The term “race” should be removed from the German constitution, two leading Green politicians said Monday. In recent weeks, Germany has seen widespread anti-racism protests and dialogue around systemic racism in a German context following the police killing of unarmed black man George Floyd in the US.
“We have to unlearn racism,” Green co-chair Robert Habeck and party vice-president for the state of Schleswig-Holstein Aminata Touré wrote in the German daily Taz. “Racism is also a German phenomenon. As a black woman and a white man we are affected differently by this, but it affects us all.”
“The word race should be removed from the Basic Law,” they added. “There is no such things as race, there are only people.”

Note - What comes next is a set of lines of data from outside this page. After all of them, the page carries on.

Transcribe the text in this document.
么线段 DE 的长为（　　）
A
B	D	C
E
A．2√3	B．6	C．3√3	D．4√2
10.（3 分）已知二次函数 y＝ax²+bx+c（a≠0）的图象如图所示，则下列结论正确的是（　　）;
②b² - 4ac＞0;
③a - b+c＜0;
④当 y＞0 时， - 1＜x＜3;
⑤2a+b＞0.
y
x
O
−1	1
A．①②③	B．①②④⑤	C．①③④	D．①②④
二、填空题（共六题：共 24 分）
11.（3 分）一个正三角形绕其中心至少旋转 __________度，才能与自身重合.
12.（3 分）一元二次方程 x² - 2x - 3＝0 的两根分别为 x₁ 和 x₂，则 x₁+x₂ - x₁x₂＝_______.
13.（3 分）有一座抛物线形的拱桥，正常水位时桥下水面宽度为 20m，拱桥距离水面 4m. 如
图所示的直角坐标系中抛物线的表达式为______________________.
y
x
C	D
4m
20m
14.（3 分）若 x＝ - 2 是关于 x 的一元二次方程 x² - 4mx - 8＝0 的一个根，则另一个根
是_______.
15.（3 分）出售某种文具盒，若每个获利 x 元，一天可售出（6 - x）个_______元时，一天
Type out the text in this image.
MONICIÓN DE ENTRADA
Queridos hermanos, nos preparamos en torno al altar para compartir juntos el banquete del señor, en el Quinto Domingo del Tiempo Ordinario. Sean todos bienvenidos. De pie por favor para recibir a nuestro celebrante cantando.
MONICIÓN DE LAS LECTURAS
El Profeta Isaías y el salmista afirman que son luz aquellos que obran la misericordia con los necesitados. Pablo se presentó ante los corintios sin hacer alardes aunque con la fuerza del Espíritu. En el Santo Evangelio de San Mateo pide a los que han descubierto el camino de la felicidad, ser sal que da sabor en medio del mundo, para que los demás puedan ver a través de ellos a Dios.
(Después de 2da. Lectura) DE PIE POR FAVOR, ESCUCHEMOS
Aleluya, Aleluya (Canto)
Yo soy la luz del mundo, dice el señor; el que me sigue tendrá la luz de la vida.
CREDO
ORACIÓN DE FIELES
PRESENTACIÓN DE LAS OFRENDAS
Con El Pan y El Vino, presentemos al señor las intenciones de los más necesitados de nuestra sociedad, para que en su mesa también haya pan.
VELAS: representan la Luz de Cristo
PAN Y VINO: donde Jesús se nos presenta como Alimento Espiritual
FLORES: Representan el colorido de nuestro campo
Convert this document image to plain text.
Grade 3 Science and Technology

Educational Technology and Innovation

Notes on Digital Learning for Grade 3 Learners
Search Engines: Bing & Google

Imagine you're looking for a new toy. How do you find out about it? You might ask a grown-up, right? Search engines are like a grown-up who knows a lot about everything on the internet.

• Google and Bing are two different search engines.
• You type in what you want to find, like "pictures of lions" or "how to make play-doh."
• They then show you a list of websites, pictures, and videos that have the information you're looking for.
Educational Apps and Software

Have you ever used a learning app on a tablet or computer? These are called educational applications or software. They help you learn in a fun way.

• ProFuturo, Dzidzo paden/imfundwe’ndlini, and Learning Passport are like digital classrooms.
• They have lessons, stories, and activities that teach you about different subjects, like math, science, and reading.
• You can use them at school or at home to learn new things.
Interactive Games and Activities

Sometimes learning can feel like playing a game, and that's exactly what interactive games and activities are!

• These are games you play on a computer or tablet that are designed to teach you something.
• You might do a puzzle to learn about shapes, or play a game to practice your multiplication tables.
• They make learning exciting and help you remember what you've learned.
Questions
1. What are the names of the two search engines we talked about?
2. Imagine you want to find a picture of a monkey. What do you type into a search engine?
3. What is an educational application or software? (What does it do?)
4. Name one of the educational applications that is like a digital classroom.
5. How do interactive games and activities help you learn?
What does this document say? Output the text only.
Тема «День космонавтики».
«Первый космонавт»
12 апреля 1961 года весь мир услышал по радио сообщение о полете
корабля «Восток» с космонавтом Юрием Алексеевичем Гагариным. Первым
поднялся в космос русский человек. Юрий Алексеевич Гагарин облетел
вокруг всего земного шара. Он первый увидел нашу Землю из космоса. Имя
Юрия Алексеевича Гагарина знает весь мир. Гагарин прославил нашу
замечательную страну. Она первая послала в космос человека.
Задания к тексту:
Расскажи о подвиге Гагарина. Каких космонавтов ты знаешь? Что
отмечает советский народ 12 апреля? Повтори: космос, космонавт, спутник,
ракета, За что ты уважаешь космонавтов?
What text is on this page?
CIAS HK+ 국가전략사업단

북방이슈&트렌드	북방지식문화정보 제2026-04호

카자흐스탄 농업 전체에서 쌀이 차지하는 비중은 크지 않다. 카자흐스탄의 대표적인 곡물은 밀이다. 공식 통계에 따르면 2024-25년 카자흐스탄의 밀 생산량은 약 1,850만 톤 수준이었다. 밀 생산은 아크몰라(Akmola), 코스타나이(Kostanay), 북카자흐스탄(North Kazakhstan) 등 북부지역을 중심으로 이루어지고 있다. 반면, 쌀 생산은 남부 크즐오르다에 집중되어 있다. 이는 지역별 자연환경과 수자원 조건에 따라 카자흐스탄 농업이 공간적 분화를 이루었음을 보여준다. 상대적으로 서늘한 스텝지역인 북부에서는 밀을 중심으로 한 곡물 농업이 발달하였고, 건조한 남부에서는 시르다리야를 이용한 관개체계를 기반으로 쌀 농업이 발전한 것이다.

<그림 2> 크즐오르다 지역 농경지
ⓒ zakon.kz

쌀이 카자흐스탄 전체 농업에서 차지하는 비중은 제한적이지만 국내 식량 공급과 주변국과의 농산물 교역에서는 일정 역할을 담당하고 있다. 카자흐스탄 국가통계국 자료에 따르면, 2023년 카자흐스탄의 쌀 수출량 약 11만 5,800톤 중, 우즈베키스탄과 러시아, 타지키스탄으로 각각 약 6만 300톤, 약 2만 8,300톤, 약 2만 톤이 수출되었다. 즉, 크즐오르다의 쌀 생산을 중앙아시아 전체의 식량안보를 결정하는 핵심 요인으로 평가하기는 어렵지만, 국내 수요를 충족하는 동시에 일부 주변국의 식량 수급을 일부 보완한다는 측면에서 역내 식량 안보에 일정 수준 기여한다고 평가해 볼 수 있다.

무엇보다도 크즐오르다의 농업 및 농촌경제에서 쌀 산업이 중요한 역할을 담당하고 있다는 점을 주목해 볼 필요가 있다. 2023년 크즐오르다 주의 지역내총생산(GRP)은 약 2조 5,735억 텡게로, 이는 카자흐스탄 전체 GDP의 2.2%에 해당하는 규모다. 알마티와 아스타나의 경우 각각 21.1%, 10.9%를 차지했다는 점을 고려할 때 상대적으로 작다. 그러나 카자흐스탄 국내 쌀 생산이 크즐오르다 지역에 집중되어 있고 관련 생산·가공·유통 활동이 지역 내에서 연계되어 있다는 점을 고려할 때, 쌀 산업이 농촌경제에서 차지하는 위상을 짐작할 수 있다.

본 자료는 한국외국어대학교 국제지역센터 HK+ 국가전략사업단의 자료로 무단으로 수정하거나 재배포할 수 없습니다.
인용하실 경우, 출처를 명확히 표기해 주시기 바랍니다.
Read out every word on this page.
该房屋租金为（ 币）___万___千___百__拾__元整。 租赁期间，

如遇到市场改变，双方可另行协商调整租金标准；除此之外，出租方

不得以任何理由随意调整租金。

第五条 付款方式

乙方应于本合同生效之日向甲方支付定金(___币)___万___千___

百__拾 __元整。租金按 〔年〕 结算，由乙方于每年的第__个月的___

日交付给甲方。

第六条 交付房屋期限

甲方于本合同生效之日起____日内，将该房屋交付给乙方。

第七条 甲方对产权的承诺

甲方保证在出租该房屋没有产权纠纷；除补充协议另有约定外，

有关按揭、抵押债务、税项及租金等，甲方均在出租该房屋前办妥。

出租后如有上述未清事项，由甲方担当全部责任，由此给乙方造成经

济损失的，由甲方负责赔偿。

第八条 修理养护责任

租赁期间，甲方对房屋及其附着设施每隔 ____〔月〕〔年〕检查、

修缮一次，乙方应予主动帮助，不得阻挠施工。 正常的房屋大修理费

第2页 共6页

Germany’s Basic Law is the country’s constitution, penned in the immediate aftermath of World War II and the Holocaust, and so goes to great lengths to forbid the Nazi regime’s worst crimes.
“No person shall be favored or disfavored because of sex, parentage, race, language, homeland and origin, faith or religious or political opinions. No person shall be disfavored because of disability,” section 3 of Article 3 says.
Habeck and Touré argue that the term race implies the existence of different categories of people, claiming it undermines another key clause of the Basic Law: “All people are equal before the law.”
The politicians did not suggest a replacement word or an exact alteration.
The word “Rasse” in German, rendered as “race” in the official translation of German law, is described in the German Duden dictionary as dated and potentially discriminatory. It also has an ambiguity not as present for the word “race” in English; as it can also refer to different breeds of animals.